O novo edital é, na prática, uma atualização de uma tentativa anterior de concessão. A prefeitura precisou revisar o documento depois que a antiga Lei de Licitações (8.666) foi substituída pela Lei 14.133, o que obrigou a adequação do processo às novas regras.

Uma das mudanças previstas no modelo é a forma de pagamento das empresas. Em vez de receber pelo número de passageiros transportados, como ocorre atualmente, a remuneração passará a ser calculada pelo quilômetro rodado — modelo que já vem sendo adotado em outras cidades do país.

O valor de referência definido pela prefeitura é de R$ 10,94 por quilômetro. Pelos cálculos da gestão municipal, o sistema deverá rodar cerca de 770 mil quilômetros por mês, o que representa mais de 9 milhões de quilômetros ao ano.

Hoje o transporte coletivo de Rio Branco atende aproximadamente 1 milhão de passageiros por mês. A expectativa da prefeitura é que, com melhorias na frota e reorganização das linhas, esse número possa chegar a 1,2 milhão de usuários mensais.

O edital também prevê que todo o sistema seja operado por uma única empresa. Segundo Bocalom, a escolha por lote único tenta evitar aumento de custos administrativos que poderiam acabar refletindo no valor da passagem.

A renovação da frota também aparece como promessa dentro do projeto. A prefeitura informou que pretende adquirir seis ônibus elétricos e cerca de 40 a 45 veículos no padrão Euro 6, considerados menos poluentes, que serão incorporados ao sistema pela empresa vencedora.

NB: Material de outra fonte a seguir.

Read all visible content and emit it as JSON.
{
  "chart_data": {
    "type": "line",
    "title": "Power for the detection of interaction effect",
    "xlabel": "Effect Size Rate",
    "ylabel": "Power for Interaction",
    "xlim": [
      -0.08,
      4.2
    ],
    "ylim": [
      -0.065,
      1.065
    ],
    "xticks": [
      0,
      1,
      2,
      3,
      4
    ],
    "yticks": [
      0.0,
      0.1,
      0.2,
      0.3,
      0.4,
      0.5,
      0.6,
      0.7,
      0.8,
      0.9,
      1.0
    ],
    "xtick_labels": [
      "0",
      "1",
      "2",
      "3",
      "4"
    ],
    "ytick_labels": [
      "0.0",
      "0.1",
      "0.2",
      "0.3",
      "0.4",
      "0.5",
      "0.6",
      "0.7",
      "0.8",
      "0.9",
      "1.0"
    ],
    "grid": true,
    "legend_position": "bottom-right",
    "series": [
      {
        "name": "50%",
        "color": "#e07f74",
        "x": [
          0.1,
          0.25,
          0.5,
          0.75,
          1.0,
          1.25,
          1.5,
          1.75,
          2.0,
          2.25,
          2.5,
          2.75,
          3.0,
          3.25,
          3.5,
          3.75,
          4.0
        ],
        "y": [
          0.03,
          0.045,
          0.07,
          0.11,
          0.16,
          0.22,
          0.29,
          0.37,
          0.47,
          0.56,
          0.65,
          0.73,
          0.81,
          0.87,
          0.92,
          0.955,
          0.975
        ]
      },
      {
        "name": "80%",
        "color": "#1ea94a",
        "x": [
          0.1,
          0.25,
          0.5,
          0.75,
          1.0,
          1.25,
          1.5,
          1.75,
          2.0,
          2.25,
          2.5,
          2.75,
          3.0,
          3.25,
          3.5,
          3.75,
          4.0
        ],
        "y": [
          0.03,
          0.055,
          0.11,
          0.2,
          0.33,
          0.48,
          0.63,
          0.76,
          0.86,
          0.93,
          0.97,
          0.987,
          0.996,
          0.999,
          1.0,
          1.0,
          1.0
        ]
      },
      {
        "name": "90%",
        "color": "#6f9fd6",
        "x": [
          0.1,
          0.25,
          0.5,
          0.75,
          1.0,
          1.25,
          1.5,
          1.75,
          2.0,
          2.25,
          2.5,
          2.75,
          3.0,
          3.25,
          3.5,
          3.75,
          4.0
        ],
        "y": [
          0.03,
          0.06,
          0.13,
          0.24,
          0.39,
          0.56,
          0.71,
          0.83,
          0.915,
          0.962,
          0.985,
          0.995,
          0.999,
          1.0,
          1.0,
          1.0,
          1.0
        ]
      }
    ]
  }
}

O procurador-geral do município, Josinei Cordeiro, afirmou que o edital passou por uma série de revisões técnicas e jurídicas antes de ser lançado. Ele explicou que licitações desse porte costumam enfrentar questionamentos e até disputas judiciais, o que pode prolongar o processo.

Enquanto a concorrência pública não é concluída, o transporte coletivo continuará funcionando por meio de contratos emergenciais. A prefeitura afirma que essa é a única forma de manter o serviço ativo até que uma empresa seja definida para assumir a concessão.

A previsão da gestão municipal é que o aviso oficial da licitação seja publicado no Diário Oficial desta terça-feira (10). A partir daí, empresas interessadas poderão analisar o edital e participar da disputa pelo contrato do transporte coletivo da capital acreana.